Educational Party Games and Activities
As you plan your child’s birthday party, take time to reflect on how you have celebrated in the past. Since the first birthday, you have noticed significant changes in how your child has interacted with others in a party setting. The child has gone from being a passive participant to one who can now interact directly with guests. As a toddler, your child had probably played simple party games like pin the tail on the donkey or musical chairs. While these classic birthday party games are still fun favorites, your child and his or her peers are capable of playing more complex games now that he or she is in elementary school. Games dependent on physical abilities will always be fun to include in a child’s birthday party, but adding educational games and activities into the mix is a great way to see how your child and his or her peers have grown academically. Here are a few fun ideas to include at your child’s next birthday party.
Hello-Bon Jour!
Do you or any of your guests speak a foreign language? Use these special skills to introduce the children to our world of diversity. (This is also the kind of activity that helps break the ice when guests first start to arrive.) Begin by teaching guests how to say “hello” to one another in a foreign language. Once everyone has arrived, you can teach them the lyrics to a popular children’s song like France’s “Frère Jacques.” Next, they can learn to sing “Happy Birthday” using a foreign language.

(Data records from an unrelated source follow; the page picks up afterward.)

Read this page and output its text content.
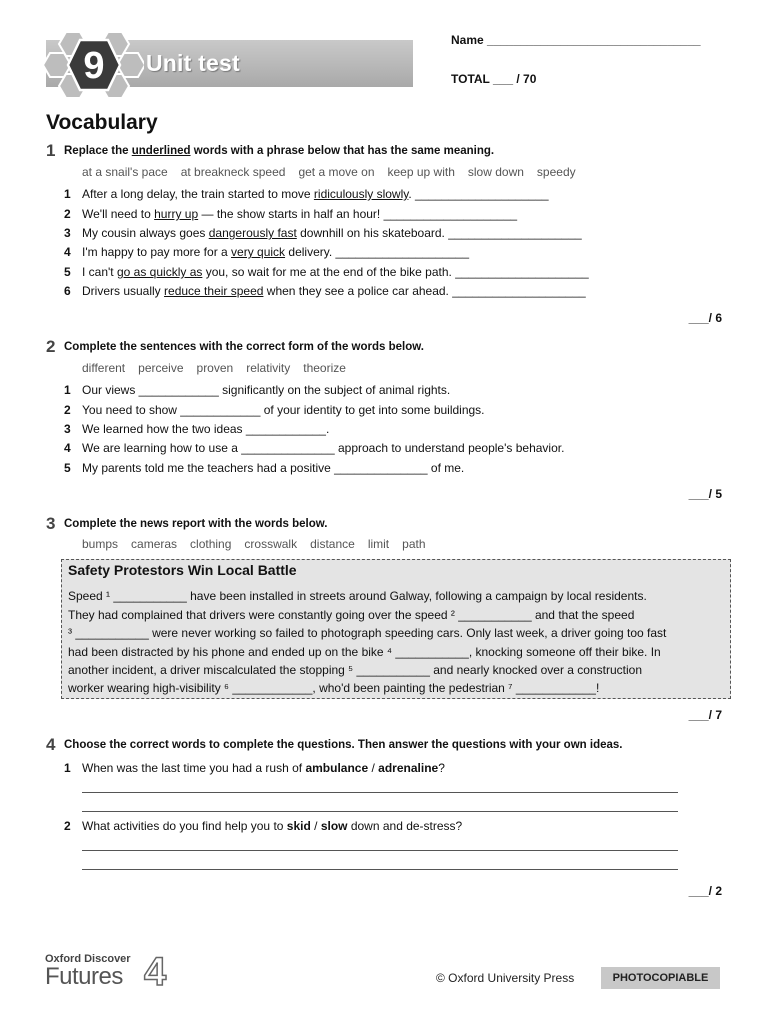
9 Unit test
Name ________________________________
TOTAL ___ / 70
Vocabulary
1 Replace the underlined words with a phrase below that has the same meaning.
at a snail's pace at breakneck speed get a move on keep up with slow down speedy
1 After a long delay, the train started to move ridiculously slowly. ____________________
2 We'll need to hurry up — the show starts in half an hour! ____________________
3 My cousin always goes dangerously fast downhill on his skateboard. ____________________
4 I'm happy to pay more for a very quick delivery. ____________________
5 I can't go as quickly as you, so wait for me at the end of the bike path. ____________________
6 Drivers usually reduce their speed when they see a police car ahead. ____________________
___/ 6
2 Complete the sentences with the correct form of the words below.
different perceive proven relativity theorize
1 Our views ____________ significantly on the subject of animal rights.
2 You need to show ____________ of your identity to get into some buildings.
3 We learned how the two ideas ____________.
4 We are learning how to use a ______________ approach to understand people's behavior.
5 My parents told me the teachers had a positive ______________ of me.
___/ 5
3 Complete the news report with the words below.
bumps cameras clothing crosswalk distance limit path
Safety Protestors Win Local Battle
Speed ¹ ___________ have been installed in streets around Galway, following a campaign by local residents.
They had complained that drivers were constantly going over the speed ² ___________ and that the speed
³ ___________ were never working so failed to photograph speeding cars. Only last week, a driver going too fast
had been distracted by his phone and ended up on the bike ⁴ ___________, knocking someone off their bike. In
another incident, a driver miscalculated the stopping ⁵ ___________ and nearly knocked over a construction
worker wearing high-visibility ⁶ ____________, who'd been painting the pedestrian ⁷ ____________!
___/ 7
4 Choose the correct words to complete the questions. Then answer the questions with your own ideas.
1 When was the last time you had a rush of ambulance / adrenaline?
2 What activities do you find help you to skid / slow down and de-stress?
___/ 2
Oxford Discover
Futures 4	© Oxford University Press	PHOTOCOPIABLE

Add a memory game to this activity. Bring out a tray that holds objects like chopsticks, snow globe souvenirs, foreign money, and passports. After the kids have had twenty to thirty seconds to study these items, conceal them with a cloth. Next, have the children write a list of all the items on the tray that they can remember. Award a prize to the one who has the longest list of correct items.
You could also include party decorations and background music as well as foods that are significant to other countries. When the party is over, teach guests how to say “thank you” and “good bye” in the languages that you have practiced throughout the party.
Silly Similes
For this activity, seat the children in a circle. Since everyone may not know each other, give the children a few minutes to introduces themselves to the people seated on each side of them. Suggest they tell about their favorite things to do and about what their interests are. Next, explain to everyone what a simile is. Give examples like “A toaster is like a dragon” or “A gold coin is like the sun.” Ask the children to explain why the comparisons are suitable.
After discussing what similes do, have the children make up a simile to describe the person seated at their left. Kids can then take turns sharing their creative description. This activity is sure to get a lot of laughs, but it will also give the whole group a way to recall the names of the strangers among them.
Spelling and Math Race
This game challenges children’s ability to spell and make calculations quickly and correctly. It is also adaptable to all grade levels. Here is how to play: First, have children record a list of items as you read them. Next to each word that the children have written, they are to record the number of letters in each word and then find the sum of all of the numbers. For example, the list may read cow (3 letters), chicken (7 letters), piglet (6 letters), and horse (5 letters) for them to answer 21. You can also change the operation from addition to subtraction, multiplication, or division. Award prizes to the winners who arrive at the correct answer the fastest.
On a Mission for a Definition
To play this game, you will need a dictionary and writing materials. The birthday boy or girl begins the game by looking up a word in the dictionary that is thought to be unknown to the other children. The child spells the word aloud to the group which is recorded by each of them. To earn a point, they are to write down the correct definition for the word if they know it. If the word is indeed unfamiliar to them, then they are to make up a definition of their own for the word. After everyone has read aloud their definition, the real definition is read from the dictionary. One child may earn a point for an incorrect definition; the group votes on whose is the funniest, and that person takes the point. Another child then picks out a new word to begin the second round. Continue in this way until every child has had a turn to select a word from the dictionary. The winner of the game will be the child with the most points.